Magic Johnson was one of the black people who Donald Sterling told V. Stiviano not to associate with, which led to the 81-year old receiving a lifetime ban from the NBA. Sterling broke his silence after more than two weeks in an interview with CNN’s Anderson Cooper. During the interview, Cooper asked Sterling if he had apologized to Johnson. Sterling responded with a vague apology, and followed that up by saying the former Lakers guard is not a good role model for the children of Los Angeles.
After saying he was sorry to Magic Johnson during the interview, Sterling continued, “He’s a good person. I mean, what am I going to say? Has he done everything he can do to help minorities? I don’t think so. But I’ll say it, he’s great. But I don’t think he’s a good example for the children of Los Angeles.” In an early interview with Barbra Walters, Sterling’s estranged wife, Shelly, said that her husband was suffering from the onset of dementia.

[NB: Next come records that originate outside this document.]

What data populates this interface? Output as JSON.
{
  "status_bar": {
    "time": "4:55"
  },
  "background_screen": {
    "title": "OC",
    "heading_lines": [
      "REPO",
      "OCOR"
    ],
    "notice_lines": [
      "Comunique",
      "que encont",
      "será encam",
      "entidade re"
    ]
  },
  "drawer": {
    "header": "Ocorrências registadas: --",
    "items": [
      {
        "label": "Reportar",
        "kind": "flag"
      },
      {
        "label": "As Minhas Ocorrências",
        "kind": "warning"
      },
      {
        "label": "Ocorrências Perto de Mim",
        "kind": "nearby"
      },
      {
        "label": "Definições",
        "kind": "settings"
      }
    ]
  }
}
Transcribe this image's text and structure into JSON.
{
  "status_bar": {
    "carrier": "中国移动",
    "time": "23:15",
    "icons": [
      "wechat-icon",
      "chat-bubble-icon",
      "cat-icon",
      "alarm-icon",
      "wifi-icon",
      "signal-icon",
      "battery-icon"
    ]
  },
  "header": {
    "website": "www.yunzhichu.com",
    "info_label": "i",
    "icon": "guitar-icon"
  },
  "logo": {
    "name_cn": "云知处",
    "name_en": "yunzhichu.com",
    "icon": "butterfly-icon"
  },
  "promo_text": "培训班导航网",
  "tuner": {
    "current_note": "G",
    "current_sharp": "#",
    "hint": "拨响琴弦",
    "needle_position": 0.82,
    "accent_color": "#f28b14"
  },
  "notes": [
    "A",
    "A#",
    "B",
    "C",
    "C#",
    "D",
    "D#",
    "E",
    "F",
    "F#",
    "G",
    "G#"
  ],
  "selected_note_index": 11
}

The banned Clippers owner also went on to say that his comments were a mistake and feels that he deserves another chance. Sterling feels that the other owners of the league will give him that chance and not force him to sell the Clippers. However, if the owners do vote to force him to sell, Sterling will not fight the decision.
Sterling’s comments about Johnson seem to open up a concern over the owner’s state of mind. Johnson founded and serves as the chairman of the Magic Johnson foundation. The foundation promotes digital literacy through Community Empowerment Centers in various cities around the country. The foundation also offers scholarship opportunities to low-income students for a chance attend to college. Magic also uses the foundation for a HIV/AIDS awareness and prevention program. Johnson founded the organization in 1991, soon after the NBA great was diagnosed as positive for HIV. Many people around the world would disagree with the comments Sterling made during the interview about the Lakers great.
Sterling continued to bring questions to his state of mind as the interview continued. When Cooper asked Mr. Sterling if he was a racist the banned owner seemed to forget the three discrimination lawsuits over race that he has been involved in the last decade, or the fine of over $2.7 million to settle a lawsuit that charged that the 81-year old barred African-Americans or Hispanics from renting at one of his properties. Sterling also did not bring up the 2009 suit brought against him over racial discrimination by Elgin Baylor, the Clippers former general manager, when he said that he was not a racist and that one mistake over 35 years should be forgiven.
The Anderson Cooper interview with Sterling seems to call in more doubt in the mental competency of the Clippers owner. The idea that anyone could think that Magic Johnson is not a good role model has done nothing for the troubled Sterling except to renew the calls from the public for the NBA to remove the team from him as soon as possible. After the interview airs Monday night, the NBA will likely move quickly to bring an end to the drama that has played out over the last few weeks.